Writing an Essay in a Short Time - A Guide

April 20, 2017

Writing an Essay in a Short Time - A Guide

Find out how you can write an essay in a short time with iRevise.com

 

Writing an essay during an exam can be stressful. Not only do you have to assess the question and come up with an answer quickly, but you also must write out your answer in the allotted time.

It can be both mentally and physically tiring. There are, however, some ways that you can make this process easier and bring yourself closer to that top mark.

A general rule for writing essays is that you must have an introduction, a body, and a conclusion. This is the most common way of setting up an essay, and should be used when you are sitting your exams.

There is no law that states how long each of these has to be, so it will be up to you to decide. You should, however, spend the majority of your time on the body of the essay, as this is the most important. Sometimes, an introduction and a conclusion are only one sentence each and the student still is able to receive a top mark.

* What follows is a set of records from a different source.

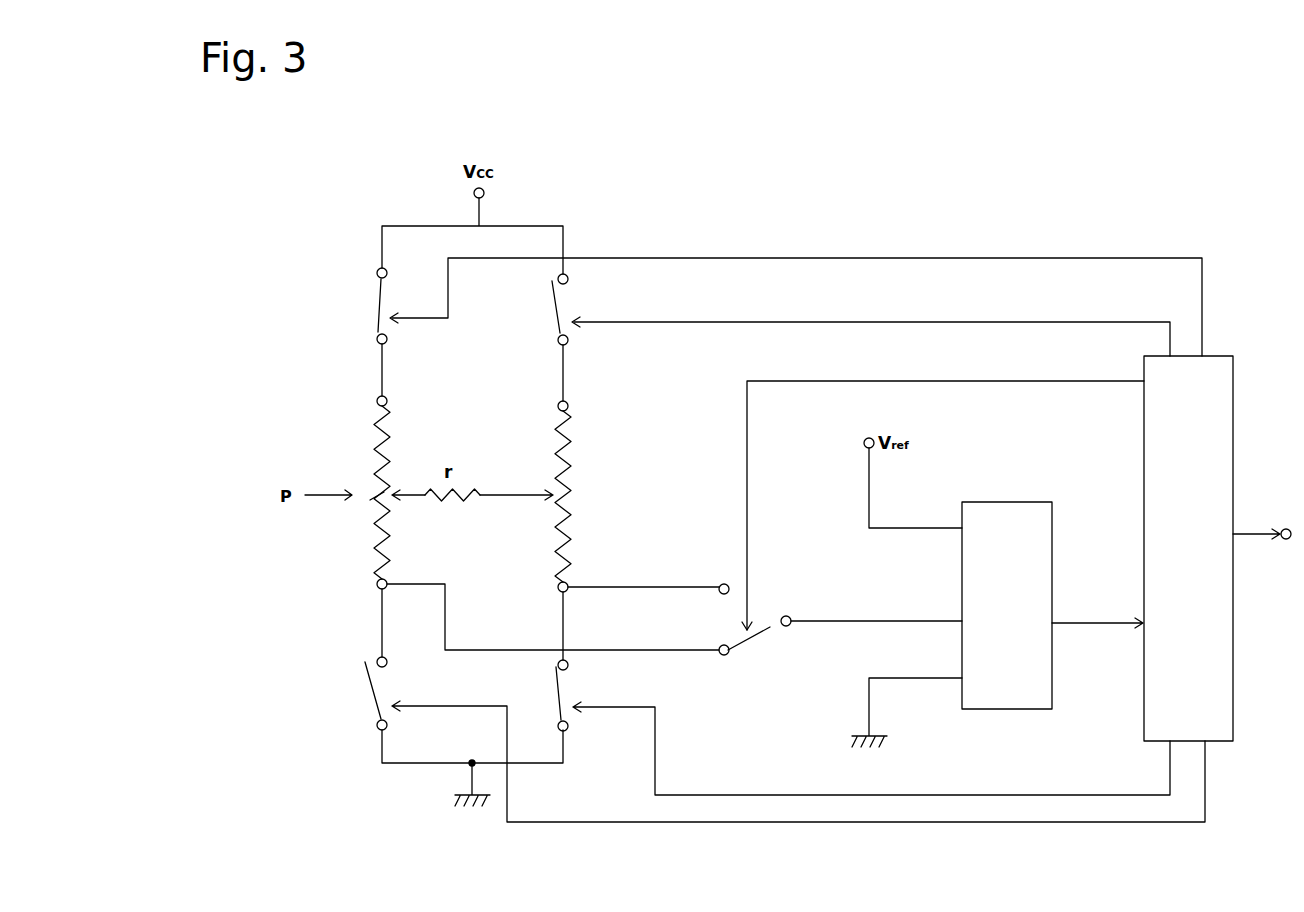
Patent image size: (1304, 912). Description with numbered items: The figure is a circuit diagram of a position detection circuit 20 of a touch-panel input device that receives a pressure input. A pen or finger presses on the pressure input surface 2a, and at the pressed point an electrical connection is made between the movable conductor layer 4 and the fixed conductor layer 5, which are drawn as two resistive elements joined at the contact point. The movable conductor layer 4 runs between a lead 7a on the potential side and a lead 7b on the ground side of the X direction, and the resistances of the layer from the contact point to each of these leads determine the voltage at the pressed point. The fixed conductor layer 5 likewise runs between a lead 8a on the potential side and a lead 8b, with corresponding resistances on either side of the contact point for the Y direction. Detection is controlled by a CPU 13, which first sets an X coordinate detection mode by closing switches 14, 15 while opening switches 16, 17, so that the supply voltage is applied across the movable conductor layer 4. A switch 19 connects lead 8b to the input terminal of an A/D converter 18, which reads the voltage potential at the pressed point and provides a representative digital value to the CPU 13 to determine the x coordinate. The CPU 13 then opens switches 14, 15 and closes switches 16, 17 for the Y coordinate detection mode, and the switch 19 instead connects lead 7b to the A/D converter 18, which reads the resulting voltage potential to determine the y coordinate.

The pressure input surface 2a is at (366, 513).
The movable conductor layer 4 is at (372, 440).
The fixed conductor layer 5 is at (557, 428).
The lead 7a is at (376, 401).
The lead 7b is at (376, 586).
The lead 8a is at (569, 407).
The lead 8b is at (567, 592).
The CPU 13 is at (1188, 548).
The switch 14 is at (378, 300).
The switch 15 is at (372, 688).
The switch 16 is at (568, 300).
The switch 17 is at (575, 690).
The A/D converter 18 is at (1007, 605).
The switch 19 is at (765, 632).
The position detection circuit 20 is at (1038, 224).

Your introduction, however short as it may be, should introduce the text/film/poem at hand, any authors/directors/poets, and the subject of the question. If there is some background information that you feel is necessary to include, here is a good place to include it.

Here at iRevise.com, we recommend that you end your introduction with something called a “thesis statement”. A thesis statement is one (sometimes two, depending on the complexity of the question/answer) that contains the focus of your response and tells the reader what your essay is going to be about. In short, it is a one sentence summary of your essay and will serve as a “road map” for the reader. (See example below.)

The body, as stated, is the most important part of your response. This is the part where you answer the question in full. For every point you make, state it convincingly and back it up with direct examples and quotes. (See example below.)

The conclusion of your essay is where you wrap things up. You should make any final points that compliment what you have already said, but do not introduce “brand new” information. Here is not where you should be making new arguments, but merely backing up what you have already stated. (See example below.)

Prompt: ‘I like (or do not like) to read the poetry of Sylvia Plath.’ Respond to this statement, referring to the poetry of Sylvia Plath on your course.

Example of thesis statement (introduction): 

The poetry of Sylvia Plath was thoroughly enjoyable to read and analyse, due to Plath’s extensive use of personification, metaphors and imagery in the poems “Black Rook in Rainy Weather”, “Morning Song”, “Mirror”, “Pheasant”, “Elm”, and “Child”.

From this thesis statement we can see the following.

Who are we talking about here? Sylvia Plath

Did the student like her poetry? Yes.

What poems did the student like? “Black Rook in Rainy Weather”, “Morning Song”, “Mirror”, “Pheasant”, “Elm”, and “Child

What did the speaker like about her poetry? Personification, metaphors, and imagery

That’s a lot of information from one sentence! Do you see how it acts as a “roadmap” for the reader of your response? Now they know what to look for in your response.

Example of body statements

The extended metaphor present in “The Arrival of the Bee Box”, comparing the box to thoughts of depression, provides the poem with an emotional context. This has made the poem more enjoyable, as it allowed the reader to connect with it on an emotional level.

Do you see how the argument was presented as a fact? Instead of saying, “I think the extended metaphor….”; I stated that it did. This made my argument more convincing.

Example of a concluding statement:

The instances of personification, metaphors, and imagery in the aforementioned poems by Sylvia Plath made the poems emotive, which I found to be an enjoyable trait.